Turns out they just wanted people to design the forms, and there was no actual programming involved. It was good money, but very boring. Having been lied to, I told my temp agency account manager to find me another contract job, which he just ignored. So I set out to find my own…
Visual Basic Support
I don’t recall exactly how I found out about the Visual Basic Support opening at Microsoft, but I applied and promptly got called in for an interview. One Friday I told the manager of our group (who was just another contractor) that I had an interview and if I wasn’t back on Monday, she would know why. I took my keyboard and I went to the interview and immediately got hired as a contractor. I never went back to the tax software company. My Visual Basic web page and programming experience obviously played a part in getting this job. That was late 1996, maybe early 1997.
CoffeeCup Software
While still working at Microsoft, I was contacted by Nick Longo of CoffeeCup Software in June of 1997. He saw my Visual Basic web page and asked if I might know any programmers that might want to take over a software project that had outgrown his current programmer.
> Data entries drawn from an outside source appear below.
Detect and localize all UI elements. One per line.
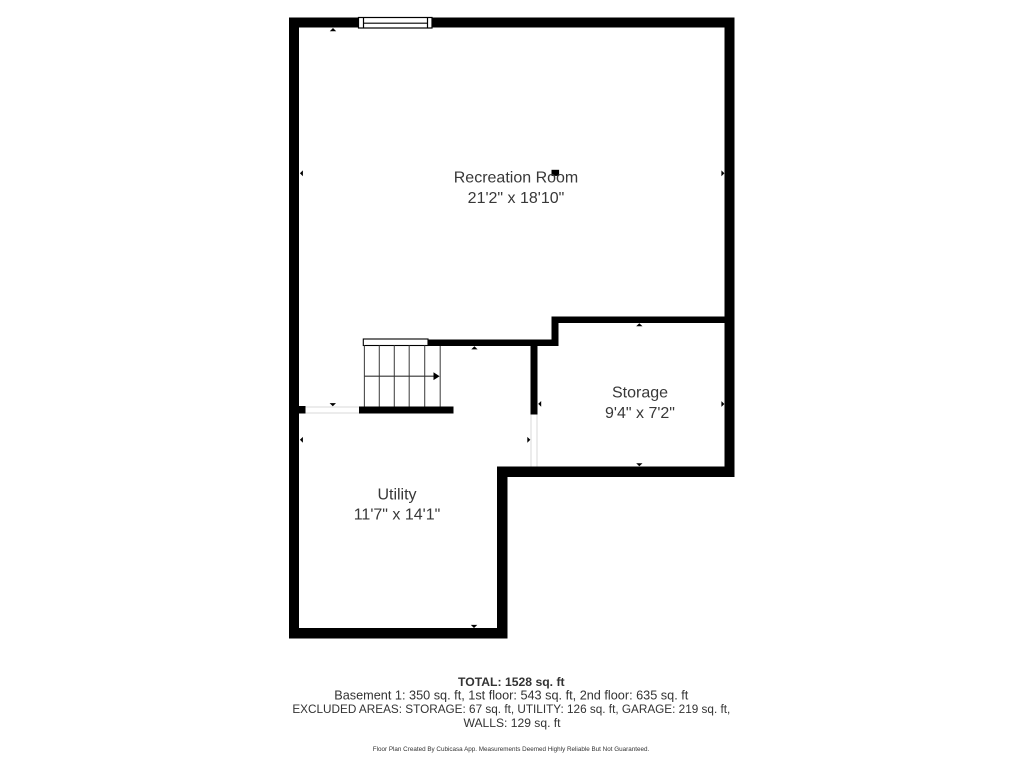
svg-text:Floor Plan Created By Cubicasa: Floor Plan Created By Cubicasa App. Meas…	[373, 746, 650, 753]
svg-text:11'7" x 14'1": 11'7" x 14'1"	[354, 507, 441, 524]
svg-text:21'2" x 18'10": 21'2" x 18'10"	[468, 190, 565, 207]
svg-text:9'4" x 7'2": 9'4" x 7'2"	[605, 405, 675, 422]
svg-text:Basement 1: 350 sq. ft, 1st fl: Basement 1: 350 sq. ft, 1st floor: 543 s…	[334, 689, 689, 703]
svg-text:EXCLUDED AREAS: STORAGE: 67 sq: EXCLUDED AREAS: STORAGE: 67 sq. ft, UTIL…	[292, 703, 730, 716]
svg-text:WALLS: 129 sq. ft: WALLS: 129 sq. ft	[463, 716, 561, 730]
svg-text:TOTAL: 1528 sq. ft: TOTAL: 1528 sq. ft	[458, 675, 565, 689]
svg-text:Storage: Storage	[612, 384, 668, 401]
svg-text:Recreation Room: Recreation Room	[454, 170, 579, 187]
svg-text:Utility: Utility	[377, 487, 416, 504]
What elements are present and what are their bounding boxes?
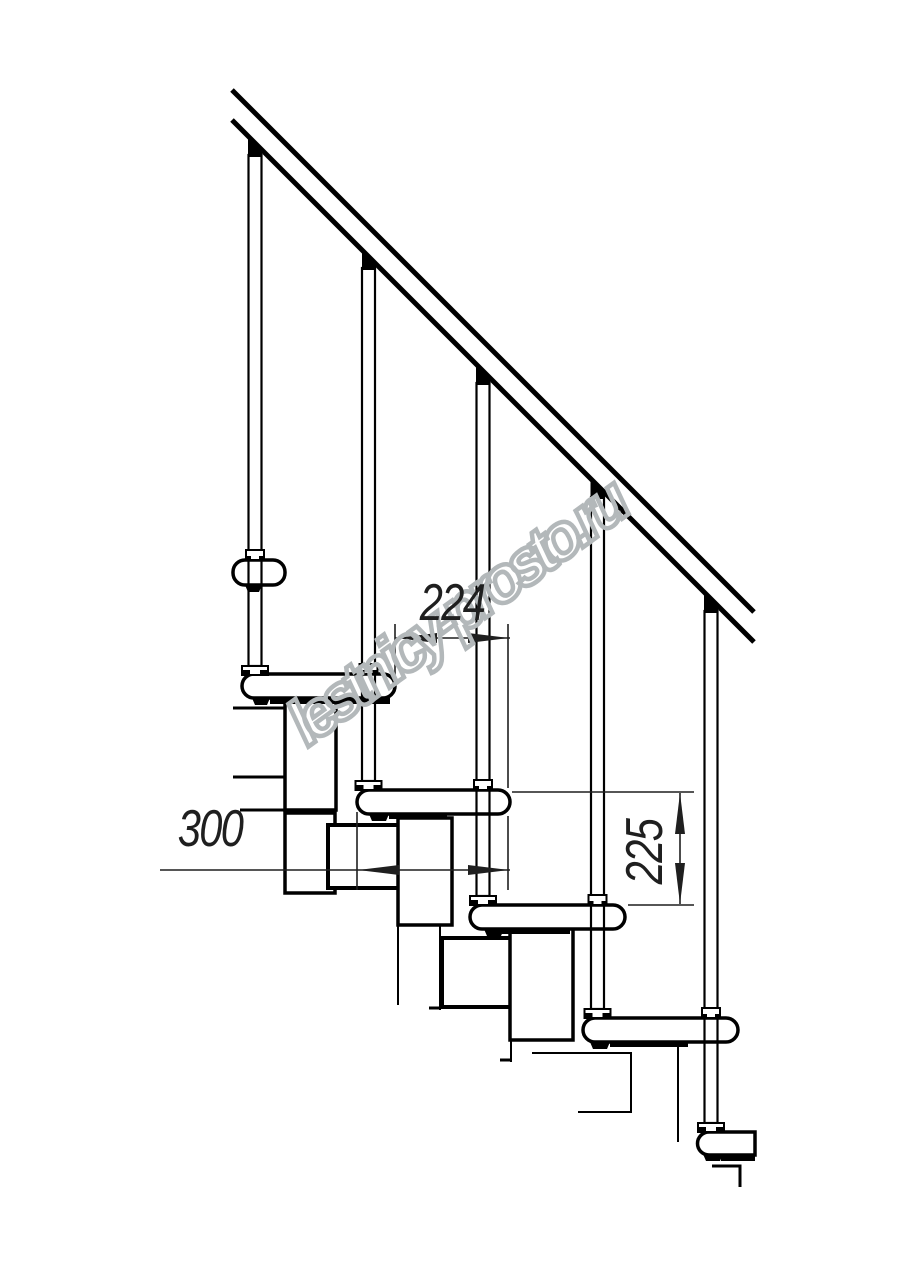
tread-5-partial	[698, 1132, 756, 1155]
upper-step-end-module	[233, 708, 288, 810]
dimension-step-run-label: 224	[400, 577, 504, 629]
tread-3	[470, 905, 625, 929]
module-5	[712, 1166, 740, 1187]
dimension-riser-height-label: 225	[619, 808, 671, 896]
baluster-5	[698, 592, 724, 1132]
staircase-linework	[0, 0, 914, 1280]
staircase-drawing: lestnicy-prosto.ru 224 300 225	[0, 0, 914, 1280]
baluster-2	[356, 249, 382, 790]
support-modules	[233, 698, 740, 1187]
tread-4	[583, 1018, 738, 1042]
tread-2	[357, 790, 510, 814]
handrail	[232, 90, 754, 642]
baluster-4	[585, 478, 611, 1018]
baluster-1	[242, 136, 268, 675]
tread-upper-end-view	[233, 560, 285, 585]
dimension-tread-depth-label: 300	[162, 803, 258, 855]
tread-1	[242, 674, 395, 698]
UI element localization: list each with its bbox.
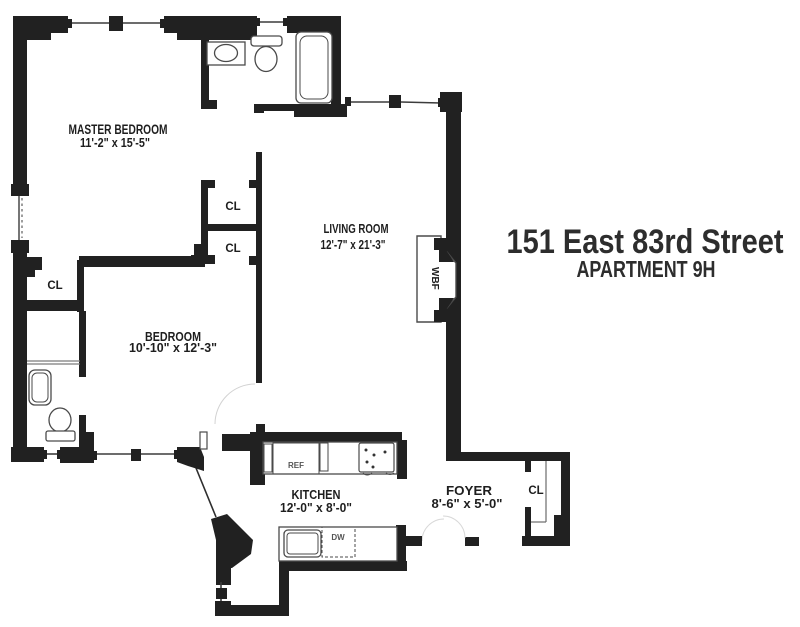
svg-text:LIVING ROOM: LIVING ROOM [324, 221, 389, 236]
svg-text:10'-10" x 12'-3": 10'-10" x 12'-3" [129, 341, 217, 355]
svg-text:12'-0" x 8'-0": 12'-0" x 8'-0" [280, 501, 352, 515]
svg-text:APARTMENT 9H: APARTMENT 9H [577, 256, 716, 282]
svg-text:CL: CL [528, 485, 543, 497]
svg-text:REF: REF [288, 461, 304, 470]
svg-text:DW: DW [331, 533, 345, 542]
svg-text:CL: CL [47, 280, 62, 292]
svg-text:CL: CL [225, 243, 240, 255]
svg-text:12'-7" x 21'-3": 12'-7" x 21'-3" [321, 238, 386, 252]
svg-text:FOYER: FOYER [446, 483, 493, 498]
svg-text:KITCHEN: KITCHEN [292, 487, 341, 502]
svg-text:MASTER BEDROOM: MASTER BEDROOM [69, 122, 168, 137]
svg-text:8'-6" x 5'-0": 8'-6" x 5'-0" [432, 497, 503, 511]
svg-text:WBF: WBF [429, 267, 440, 290]
svg-text:11'-2" x 15'-5": 11'-2" x 15'-5" [80, 136, 150, 150]
svg-text:CL: CL [225, 201, 240, 213]
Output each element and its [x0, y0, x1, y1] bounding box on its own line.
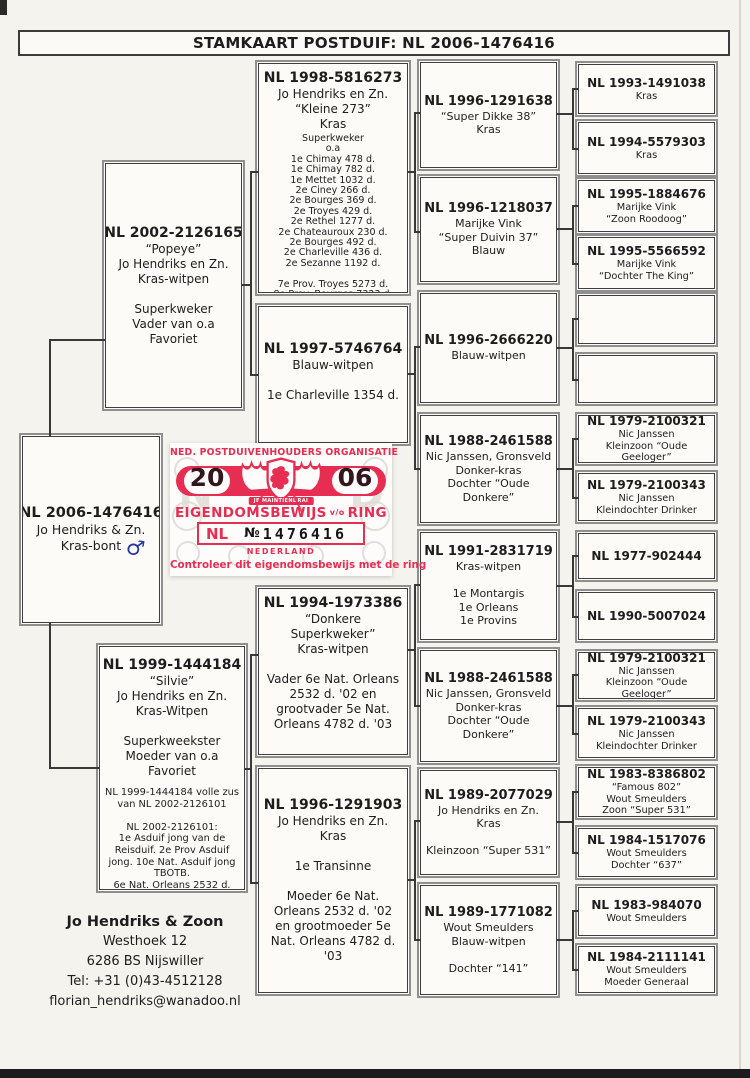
box-details: Nic Janssen, Gronsveld Donker-kras Docht…: [424, 450, 553, 504]
pedigree-box-gggparent-16: NL 1984-2111141 Wout Smeulders Moeder Ge…: [578, 946, 715, 993]
pedigree-box-gggparent-4: NL 1995-5566592 Marijke Vink “Dochter Th…: [578, 237, 715, 289]
ring-number: NL 1979-2100321: [587, 652, 706, 666]
ring-number: NL 1996-2666220: [424, 333, 553, 349]
pedigree-box-sire: NL 2002-2126165 “Popeye” Jo Hendriks en …: [105, 163, 242, 408]
ring-number: NL 1984-1517076: [587, 833, 706, 848]
pedigree-box-ggparent-6: NL 1988-2461588 Nic Janssen, Gronsveld D…: [420, 650, 557, 762]
pedigree-box-gggparent-12: NL 1979-2100343 Nic Janssen Kleindochter…: [578, 708, 715, 758]
box-details: Nic Janssen Kleindochter Drinker: [596, 729, 697, 752]
box-details: Nic Janssen Kleindochter Drinker: [596, 493, 697, 516]
box-details: Wout Smeulders Dochter “637”: [606, 848, 686, 871]
pedigree-connector: [557, 228, 572, 230]
ring-number: NL 1979-2100343: [587, 478, 706, 493]
pedigree-connector: [414, 112, 420, 233]
ring-number: NL 1999-1444184: [103, 657, 241, 674]
ring-number: NL 1995-1884676: [587, 187, 706, 202]
box-details: Wout Smeulders: [606, 913, 686, 925]
ring-number: NL 2002-2126165: [105, 225, 242, 242]
pedigree-box-gggparent-7: NL 1979-2100321 Nic Janssen Kleinzoon “O…: [578, 415, 715, 463]
scan-artifact-corner: [0, 0, 7, 15]
pedigree-box-gggparent-6: [578, 355, 715, 403]
box-details: Nic Janssen Kleinzoon “Oude Geeloger”: [582, 666, 711, 699]
pedigree-connector: [557, 468, 572, 470]
male-symbol-icon: ♂: [125, 535, 147, 561]
pedigree-box-grandsire-maternal: NL 1994-1973386 “Donkere Superkweker” Kr…: [258, 588, 408, 755]
box-details: Marijke Vink “Super Duivin 37” Blauw: [439, 217, 539, 258]
stamkaart-scan: STAMKAART POSTDUIF: NL 2006-1476416 NL 2…: [0, 0, 750, 1078]
certificate-year-band: 20 06 JE MAINTIENDRAI: [170, 459, 392, 503]
pedigree-box-ggparent-7: NL 1989-2077029 Jo Hendriks en Zn. Kras …: [420, 770, 557, 875]
owner-phone: Tel: +31 (0)43-4512128: [20, 972, 270, 992]
box-details: Kras: [636, 150, 658, 162]
pedigree-box-ggparent-3: NL 1996-2666220 Blauw-witpen: [420, 293, 557, 403]
pedigree-connector: [572, 438, 578, 499]
ring-number: NL 1996-1291903: [264, 797, 402, 814]
pedigree-box-gggparent-8: NL 1979-2100343 Nic Janssen Kleindochter…: [578, 473, 715, 521]
pedigree-connector: [414, 820, 420, 941]
box-details: Blauw-witpen 1e Charleville 1354 d.: [267, 358, 399, 403]
box-details: Marijke Vink “Dochter The King”: [599, 259, 694, 282]
ring-number: NL 1996-1291638: [424, 94, 553, 110]
pedigree-box-subject: NL 2006-1476416 Jo Hendriks & Zn. Kras-b…: [22, 436, 160, 623]
pedigree-connector: [557, 821, 572, 823]
pedigree-connector: [572, 318, 578, 381]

I took a look at it and it was remarkably similar to my own program that I was working on. I quickly said “I’ll do it!”. The HTML Editor was originally written in Visual Basic, and later re-written in Delphi. I’ve been working with CoffeeCup ever since.
Icu2 (I see you too) Video Chat
In 2000, Nick introduced me to ICU2 software, owned by a friend of his. They needed a programmer to re-write their video chat software user interface. I worked for them until February of 2012 when the desktop version of the app was shut down.
Conclusion
So there you have it, that’s how I turned the hobby of computers into a career as a programmer. If I could go back and do it all over again I would probably do a few things different, but the majority of it I would keep the same.